Discussion Up    Down

L’adénome de Conn est une pathologie rare puisque elle ne représente que 1% des incidentalomes surrénaliens [1] et moins de 1% des patients hypertendus [2]. C’est une tumeur bénigne de la corticosurrénale avec une hypersécrétion isolée d’aldostérone [3]. Les manifestations sont le plus souvent une hypertension artérielle associée à une hypokaliémie. Les manifestations neuromusculaires des hypokaliémies causées par ce syndrome sont variées et non spécifiques. Elles peuvent aller de la simple fatigabilité à de véritables paralysies musculaires.

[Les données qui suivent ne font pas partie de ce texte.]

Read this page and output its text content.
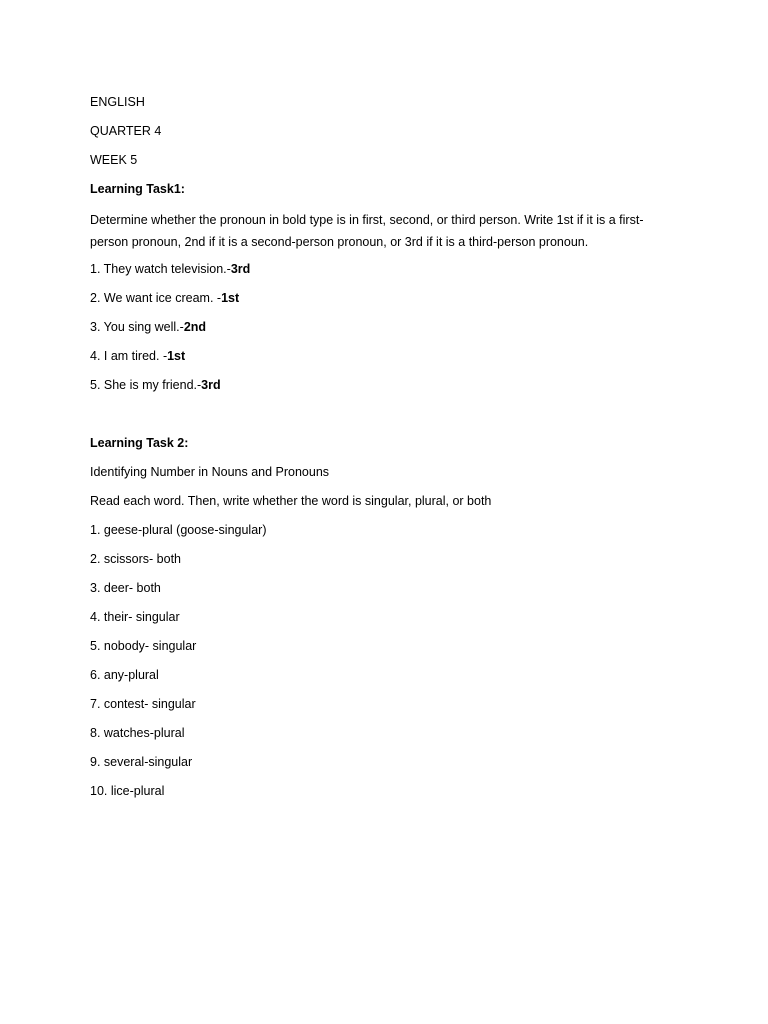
ENGLISH
QUARTER 4
WEEK 5
Learning Task1:
Determine whether the pronoun in bold type is in first, second, or third person. Write 1st if it is a first-person pronoun, 2nd if it is a second-person pronoun, or 3rd if it is a third-person pronoun.
1. They watch television.-3rd
2. We want ice cream. -1st
3. You sing well.-2nd
4. I am tired. -1st
5. She is my friend.-3rd
Learning Task 2:
Identifying Number in Nouns and Pronouns
Read each word. Then, write whether the word is singular, plural, or both
1. geese-plural (goose-singular)
2. scissors- both
3. deer- both
4. their- singular
5. nobody- singular
6. any-plural
7. contest- singular
8. watches-plural
9. several-singular
10. lice-plural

Si la notion de paralysie secondaire à une dyskaliémie est connue, une tétraparésie associée à une rhabdomyolyse par hypokaliémie profonde observée dans le syndrome de Conn est une situation rarement décrite [4]. La pathogénie des paralysies musculaires survenant au décours d’une déplétion potassique rapide se résume en une augmentation de la différence de concentration transmembranaire en potassium ce qui favorise ainsi sa diffusion passive vers le milieu extracellulaire. Cela entraine un potentiel de repos transmembranaire plus important avec une membrane cellulaire hyperpolarisée et des cellules moins excitables [5]. L’ascension des enzymes musculaires (CPK, LDH) serait due à une altération des transports ioniques, à des déficits enzymatiques fonctionnels, à des anomalies de la synthèse de stockage de glycogne et à une inadaptation du flux sanguin musculaire à l’effort.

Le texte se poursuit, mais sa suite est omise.